Tim Bush at shareholder consultancy Pirc said bonus schemes like the one proposed by Wizz Air were ‘flawed’ because in this case it rewarded bosses when the share price bounced back after a fall – not for exceptional performance.

‘It makes as much sense to reward the chief executive for a rollercoaster (share price) ride as it would giving a pilot a bonus for doing the same thing in the air,’ he said. ‘This is just an egregious example,’ Bush added.

A quarter of Wizz Air’s shareholders voted against Varadi’s package after he was given an extra two years to hit targets.

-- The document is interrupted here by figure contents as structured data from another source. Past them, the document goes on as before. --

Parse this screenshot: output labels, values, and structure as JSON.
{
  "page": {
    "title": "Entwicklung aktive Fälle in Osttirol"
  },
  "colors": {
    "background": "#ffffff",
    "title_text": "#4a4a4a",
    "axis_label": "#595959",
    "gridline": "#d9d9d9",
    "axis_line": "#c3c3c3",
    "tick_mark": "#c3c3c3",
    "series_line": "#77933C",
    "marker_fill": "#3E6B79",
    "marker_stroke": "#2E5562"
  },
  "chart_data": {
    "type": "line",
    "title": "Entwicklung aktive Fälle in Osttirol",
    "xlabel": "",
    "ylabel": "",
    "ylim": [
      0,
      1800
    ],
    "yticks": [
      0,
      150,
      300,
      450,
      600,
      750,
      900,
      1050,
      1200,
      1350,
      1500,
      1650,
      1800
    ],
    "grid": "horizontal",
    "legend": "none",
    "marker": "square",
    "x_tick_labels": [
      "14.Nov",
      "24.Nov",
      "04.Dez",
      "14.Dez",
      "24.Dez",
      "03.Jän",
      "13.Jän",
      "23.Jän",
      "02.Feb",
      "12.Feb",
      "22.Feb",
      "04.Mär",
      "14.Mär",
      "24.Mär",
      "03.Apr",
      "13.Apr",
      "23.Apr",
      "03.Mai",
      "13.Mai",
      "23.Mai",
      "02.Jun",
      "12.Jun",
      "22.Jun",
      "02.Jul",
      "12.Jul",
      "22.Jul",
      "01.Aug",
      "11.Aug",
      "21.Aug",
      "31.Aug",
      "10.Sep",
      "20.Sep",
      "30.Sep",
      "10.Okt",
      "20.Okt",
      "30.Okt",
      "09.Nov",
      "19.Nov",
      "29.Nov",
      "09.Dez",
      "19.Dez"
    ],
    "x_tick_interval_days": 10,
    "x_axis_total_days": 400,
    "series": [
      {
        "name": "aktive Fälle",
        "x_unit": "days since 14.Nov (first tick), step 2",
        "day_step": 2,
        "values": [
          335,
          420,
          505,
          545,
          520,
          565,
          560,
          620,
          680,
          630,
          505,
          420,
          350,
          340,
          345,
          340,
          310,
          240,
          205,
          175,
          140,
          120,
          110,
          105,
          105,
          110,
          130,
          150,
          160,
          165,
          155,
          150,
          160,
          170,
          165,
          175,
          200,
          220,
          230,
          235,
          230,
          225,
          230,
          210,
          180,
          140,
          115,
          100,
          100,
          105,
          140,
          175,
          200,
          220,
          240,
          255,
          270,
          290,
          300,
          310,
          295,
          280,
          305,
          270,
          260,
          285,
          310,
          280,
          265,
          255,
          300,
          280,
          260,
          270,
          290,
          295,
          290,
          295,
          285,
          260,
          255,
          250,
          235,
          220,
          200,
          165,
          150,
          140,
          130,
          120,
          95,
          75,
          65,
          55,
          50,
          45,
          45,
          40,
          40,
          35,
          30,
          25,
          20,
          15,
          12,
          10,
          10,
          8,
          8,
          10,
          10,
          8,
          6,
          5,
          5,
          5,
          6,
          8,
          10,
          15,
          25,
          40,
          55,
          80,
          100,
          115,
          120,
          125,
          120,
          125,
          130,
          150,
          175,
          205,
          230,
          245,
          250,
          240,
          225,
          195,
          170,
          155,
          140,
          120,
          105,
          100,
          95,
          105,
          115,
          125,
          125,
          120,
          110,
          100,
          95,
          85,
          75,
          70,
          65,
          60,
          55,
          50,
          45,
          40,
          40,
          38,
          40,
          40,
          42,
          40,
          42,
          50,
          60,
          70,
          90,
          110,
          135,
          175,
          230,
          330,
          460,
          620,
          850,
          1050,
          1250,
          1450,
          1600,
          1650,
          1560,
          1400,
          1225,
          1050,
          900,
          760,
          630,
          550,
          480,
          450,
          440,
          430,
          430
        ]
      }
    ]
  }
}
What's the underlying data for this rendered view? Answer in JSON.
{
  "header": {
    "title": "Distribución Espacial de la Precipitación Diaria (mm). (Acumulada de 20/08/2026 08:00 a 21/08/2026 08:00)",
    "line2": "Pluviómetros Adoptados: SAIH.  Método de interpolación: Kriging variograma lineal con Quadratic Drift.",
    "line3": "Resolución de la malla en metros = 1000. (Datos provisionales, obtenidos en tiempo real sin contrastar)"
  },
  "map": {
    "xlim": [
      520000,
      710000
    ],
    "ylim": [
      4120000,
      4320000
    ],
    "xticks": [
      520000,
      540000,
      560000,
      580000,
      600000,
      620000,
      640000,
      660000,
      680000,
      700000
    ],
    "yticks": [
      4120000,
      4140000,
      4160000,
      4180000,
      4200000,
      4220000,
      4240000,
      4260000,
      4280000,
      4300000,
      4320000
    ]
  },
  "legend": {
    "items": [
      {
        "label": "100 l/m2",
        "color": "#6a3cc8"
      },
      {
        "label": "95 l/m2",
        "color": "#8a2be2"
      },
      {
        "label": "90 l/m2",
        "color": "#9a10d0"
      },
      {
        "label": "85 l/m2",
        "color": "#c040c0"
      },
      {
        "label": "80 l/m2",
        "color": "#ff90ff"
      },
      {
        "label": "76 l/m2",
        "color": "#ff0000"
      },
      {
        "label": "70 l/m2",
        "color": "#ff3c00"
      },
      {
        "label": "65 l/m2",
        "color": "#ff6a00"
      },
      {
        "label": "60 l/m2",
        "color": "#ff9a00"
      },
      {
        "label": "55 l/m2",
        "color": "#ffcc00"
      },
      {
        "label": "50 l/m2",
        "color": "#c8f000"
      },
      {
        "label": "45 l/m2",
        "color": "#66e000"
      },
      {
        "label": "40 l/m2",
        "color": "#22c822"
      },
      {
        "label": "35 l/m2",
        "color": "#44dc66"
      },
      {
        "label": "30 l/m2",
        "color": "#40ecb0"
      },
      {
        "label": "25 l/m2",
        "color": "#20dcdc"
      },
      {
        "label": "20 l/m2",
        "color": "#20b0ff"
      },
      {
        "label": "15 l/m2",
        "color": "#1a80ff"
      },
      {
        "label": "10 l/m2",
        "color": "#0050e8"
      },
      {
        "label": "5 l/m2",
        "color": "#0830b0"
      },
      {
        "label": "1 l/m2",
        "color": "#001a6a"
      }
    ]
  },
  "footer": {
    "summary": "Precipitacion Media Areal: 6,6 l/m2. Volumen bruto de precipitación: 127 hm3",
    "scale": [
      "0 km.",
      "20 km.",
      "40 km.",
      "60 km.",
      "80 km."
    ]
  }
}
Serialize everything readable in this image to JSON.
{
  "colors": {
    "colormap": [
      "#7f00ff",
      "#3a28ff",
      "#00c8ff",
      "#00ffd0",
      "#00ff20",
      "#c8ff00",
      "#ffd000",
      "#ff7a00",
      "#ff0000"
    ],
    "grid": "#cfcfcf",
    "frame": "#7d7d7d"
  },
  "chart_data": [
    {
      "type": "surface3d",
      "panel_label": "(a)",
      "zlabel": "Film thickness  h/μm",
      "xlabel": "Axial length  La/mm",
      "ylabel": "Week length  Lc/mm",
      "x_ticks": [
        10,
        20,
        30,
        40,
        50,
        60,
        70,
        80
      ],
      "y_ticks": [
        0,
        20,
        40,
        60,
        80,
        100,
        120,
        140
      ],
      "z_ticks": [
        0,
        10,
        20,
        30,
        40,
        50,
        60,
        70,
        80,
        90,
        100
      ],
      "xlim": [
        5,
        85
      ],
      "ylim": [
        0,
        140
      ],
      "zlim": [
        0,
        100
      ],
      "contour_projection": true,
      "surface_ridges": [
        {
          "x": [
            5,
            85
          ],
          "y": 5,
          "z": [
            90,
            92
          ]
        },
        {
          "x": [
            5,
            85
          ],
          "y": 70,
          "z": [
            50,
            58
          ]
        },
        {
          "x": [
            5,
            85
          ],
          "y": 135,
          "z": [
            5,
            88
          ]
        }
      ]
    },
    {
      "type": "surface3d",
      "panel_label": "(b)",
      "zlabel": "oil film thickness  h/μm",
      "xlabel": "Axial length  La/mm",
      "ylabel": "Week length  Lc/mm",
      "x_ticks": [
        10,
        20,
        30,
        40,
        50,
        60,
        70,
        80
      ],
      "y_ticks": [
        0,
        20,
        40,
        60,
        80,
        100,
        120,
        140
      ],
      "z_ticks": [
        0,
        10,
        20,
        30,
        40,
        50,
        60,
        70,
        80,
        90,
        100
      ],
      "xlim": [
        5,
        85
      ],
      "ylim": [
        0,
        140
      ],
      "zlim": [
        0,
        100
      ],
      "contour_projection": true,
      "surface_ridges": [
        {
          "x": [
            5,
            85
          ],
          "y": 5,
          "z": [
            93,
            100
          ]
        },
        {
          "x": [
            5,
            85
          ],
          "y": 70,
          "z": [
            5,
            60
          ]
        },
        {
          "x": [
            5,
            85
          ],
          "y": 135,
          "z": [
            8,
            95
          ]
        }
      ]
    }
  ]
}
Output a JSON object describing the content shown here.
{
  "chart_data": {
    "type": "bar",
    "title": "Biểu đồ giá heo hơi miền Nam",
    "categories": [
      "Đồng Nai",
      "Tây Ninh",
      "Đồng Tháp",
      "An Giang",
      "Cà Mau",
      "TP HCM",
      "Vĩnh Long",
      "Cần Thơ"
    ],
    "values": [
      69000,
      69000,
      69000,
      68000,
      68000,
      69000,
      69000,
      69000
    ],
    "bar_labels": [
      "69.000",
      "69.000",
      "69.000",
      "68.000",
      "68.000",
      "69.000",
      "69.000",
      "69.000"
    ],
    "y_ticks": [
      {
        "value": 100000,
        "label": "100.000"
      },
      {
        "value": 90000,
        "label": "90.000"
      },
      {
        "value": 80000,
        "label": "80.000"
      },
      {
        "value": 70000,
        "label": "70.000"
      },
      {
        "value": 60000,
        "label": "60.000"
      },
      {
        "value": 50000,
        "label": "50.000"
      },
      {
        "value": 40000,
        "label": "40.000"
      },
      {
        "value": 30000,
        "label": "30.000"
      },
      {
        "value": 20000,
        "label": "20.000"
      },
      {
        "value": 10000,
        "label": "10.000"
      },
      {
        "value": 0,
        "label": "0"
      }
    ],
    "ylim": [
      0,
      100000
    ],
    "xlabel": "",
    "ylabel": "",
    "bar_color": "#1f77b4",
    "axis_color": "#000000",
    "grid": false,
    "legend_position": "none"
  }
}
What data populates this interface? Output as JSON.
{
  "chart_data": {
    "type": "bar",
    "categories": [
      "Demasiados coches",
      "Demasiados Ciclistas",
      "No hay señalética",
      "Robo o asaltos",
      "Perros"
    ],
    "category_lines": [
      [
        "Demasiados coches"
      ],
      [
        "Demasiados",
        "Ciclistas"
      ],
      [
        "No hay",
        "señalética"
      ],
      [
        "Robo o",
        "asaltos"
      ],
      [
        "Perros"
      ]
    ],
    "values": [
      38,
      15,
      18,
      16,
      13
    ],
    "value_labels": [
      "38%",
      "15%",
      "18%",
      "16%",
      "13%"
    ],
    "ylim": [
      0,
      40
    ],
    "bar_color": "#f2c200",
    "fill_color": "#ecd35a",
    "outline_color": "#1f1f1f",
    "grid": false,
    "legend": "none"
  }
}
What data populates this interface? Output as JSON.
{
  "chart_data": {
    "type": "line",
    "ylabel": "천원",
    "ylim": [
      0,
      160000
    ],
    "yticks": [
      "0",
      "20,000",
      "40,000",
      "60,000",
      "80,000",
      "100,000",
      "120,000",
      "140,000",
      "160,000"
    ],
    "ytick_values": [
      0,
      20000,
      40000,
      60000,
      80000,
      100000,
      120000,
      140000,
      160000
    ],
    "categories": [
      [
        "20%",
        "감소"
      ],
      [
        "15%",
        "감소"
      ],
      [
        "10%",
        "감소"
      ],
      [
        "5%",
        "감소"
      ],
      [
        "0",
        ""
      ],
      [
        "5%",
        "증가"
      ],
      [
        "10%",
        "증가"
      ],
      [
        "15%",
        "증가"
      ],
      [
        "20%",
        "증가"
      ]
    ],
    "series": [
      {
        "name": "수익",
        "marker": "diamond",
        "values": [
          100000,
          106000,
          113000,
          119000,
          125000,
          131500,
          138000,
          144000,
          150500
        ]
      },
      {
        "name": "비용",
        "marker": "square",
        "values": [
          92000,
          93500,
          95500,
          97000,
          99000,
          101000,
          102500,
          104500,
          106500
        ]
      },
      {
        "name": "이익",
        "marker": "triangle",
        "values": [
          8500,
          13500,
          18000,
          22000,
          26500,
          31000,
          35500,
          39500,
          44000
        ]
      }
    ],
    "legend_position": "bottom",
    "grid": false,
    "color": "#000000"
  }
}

The revolt put the company on the official ‘list of shame’ register run by trade body the Investment Association, which lists firms where more than a fifth of shareholders voted against executive pay. In response, Wizz Air vowed to ‘continue to consult’ with major shareholders about its pay policy but experts say the airline appears to have doubled down instead.

Details of the new scheme are contained in Wizz Air’s latest annual report.

Barry Eccleston, chair of the carrier’s pay committee, said the ‘one-off’ award, ‘while unusual’, was ‘appropriate’ given the ‘challenges’ Wizz Air faces.

It has been hit hard by the war in Ukraine, where it was the biggest operator, and turmoil in the Middle East. The airline flies more planes into Tel Aviv than any other.

‘Wizz Air has been impacted by an unprecedented level of external challenges in the last 12 months,’ a spokesman said.

‘The carrier, which recently returned to profit, had to ground a fifth of its fleet after US manufacturer Pratt & Whitney recalled some of its engines.’ 

The new scheme was ‘essential’ to attract and retain management talent so that they were ‘rewarded and incentivised for their positive contribution to Wizz Air’s future success’, he added.